例えば「愛媛新聞」では「寒さが増し、日が短くなるのと対照的に、人のぬくもりや生命の輝きがいとおしく感じられる時季」(括弧内引用)として、小説家で俳人の久保田万太郎の名句を引用しています。「湯豆腐やいのちの果てのうすあかり」季節を感じて作られた句によって季節を感じることができるとはなんと幸せなことでしょう。「山陰中央新報」は収穫の時期を迎えたムカゴを詠んだ句です。
「ほろほろとむかご落ちけり秋の雨」「ほろほろとぬかごこぼるる垣根哉」上は小林一茶、下は正岡子規の句です。「漢字で「零余子」と書くムカゴは「ぬかご」とも言い、見た目は大豆サイズのミニ・ジャガイモ風。」(括弧内引用)同じ正岡子規でも「産経新聞」が取り上げたのはこちら。「唐辛子からに命をつなぎけり」韓国出身の評論家、呉善花さんが日本人と韓国人の違いをワサビと唐辛子にたとえた話を受けて子規の句が引用されています。「ワサビを食べた場合は、体内の血が心臓周辺に集まることにより、鎮静作用が生まれる。唐辛子を食べると、血の巡りがよくなり、血液は頭部に集まる。「興奮しやすい韓国人と、落ち着きすぎている日本人を象徴的に表している。」(括弧内引用)とのことですが、はてさて。その韓国では立冬の日を前後してキムチを作る「キムジャン」が行われると教えてくれたのは「下野新聞」です。「下野新聞」では「冬が巡る来るたびに口ずさむメロディー」(括弧内引用)として、松任谷由実さんの「ノーサイド」を紹介していました。今年は冬の訪れを待たずにノーサイドの精神が日本列島に感動を呼びました。「ルールさえ知らない競技の熱量が 楕円になって日本を包む」これは私の作。ほかにも「北海道新聞」は加藤楸邨が病床で詠んだ「木の葉ふりやまずいそぐなよいそぐなよ」を冒頭で取り上げ、「信濃毎日新聞」は長野市出身の気象キャスター、故倉嶋厚さんの著書「癒しの季節ノート」から、「11月の天気は木枯らし、時雨、小春日和に代表される。人生にも、この三つがあてはまる」を引用。「神戸新聞」は明治11年に日本を訪れた英国の旅行作家「イザベラ・バード」が、「炭火を入れた鉢を木の枠で囲い、布団をかぶせたこたつ」(括弧内引用)について書いた記述「布団のなかにそっと入り、布団をあごまで引っ張り上げたまま、暖かくて不精でだらしのない夕べをすごします」を紹介しています。

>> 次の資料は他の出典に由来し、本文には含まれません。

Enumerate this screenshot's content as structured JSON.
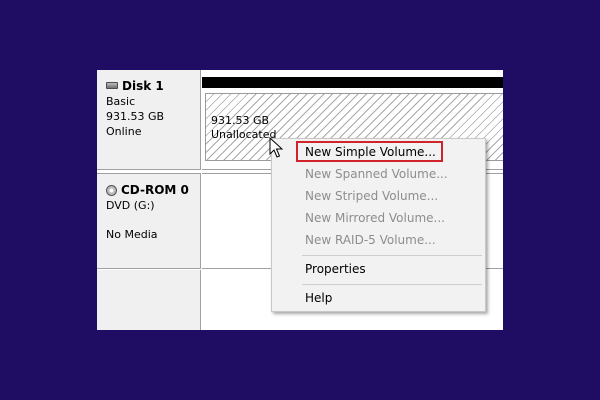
{
  "disk1": {
    "title": "Disk 1",
    "type": "Basic",
    "size": "931.53 GB",
    "status": "Online",
    "icon": "hard-drive-icon"
  },
  "volume": {
    "size": "931.53 GB",
    "status": "Unallocated"
  },
  "cdrom": {
    "title": "CD-ROM 0",
    "drive": "DVD (G:)",
    "media": "No Media",
    "icon": "cd-rom-icon"
  },
  "context_menu": {
    "items": [
      {
        "label": "New Simple Volume...",
        "enabled": true
      },
      {
        "label": "New Spanned Volume...",
        "enabled": false
      },
      {
        "label": "New Striped Volume...",
        "enabled": false
      },
      {
        "label": "New Mirrored Volume...",
        "enabled": false
      },
      {
        "label": "New RAID-5 Volume...",
        "enabled": false
      },
      {
        "label": "Properties",
        "enabled": true
      },
      {
        "label": "Help",
        "enabled": true
      }
    ],
    "highlight_color": "#d0232a"
  },
  "colors": {
    "background": "#1f0c63",
    "panel": "#f0f0f0",
    "disabled_text": "#8d8d8d"
  }
}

「佐賀新聞」は記録的不漁となったサンマがようやく大漁となったと書いていました。ただ、昨日解禁日だったズワイガニの漁獲量も減る傾向にある、と書いていて、なんとも心配な限りです。
最後は「京都新聞」。以下、括弧内引用です。「枕草子は「冬はつとめて(早朝)」と、冷気に包まれて凛とした風情を描いた。俳句でも、「今朝の冬」は立冬を表す季語だそうだ。冷え込みに身をすくめつつ、冬の厳しさへの覚悟、備えを思う朝である。」「下野新聞」には韓国にはキムチジャンがあるいっぽうで、「日本では立冬由来の行事や食べ物は特になさそうだ。」(括弧内引用)と書かれていましたが、いえいえ、そのようなことはありません。この日の「京都新聞」夕刊には「千枚漬け」の漬け込みが最盛期を迎えたとありました。ここから京都は紅葉の盛りを迎え、それが過ぎればロームのイルミネーションがクリスマスムードを盛り上げ、やがて除夜の鐘の音を聴き、令和最初の大晦日を迎えるのです。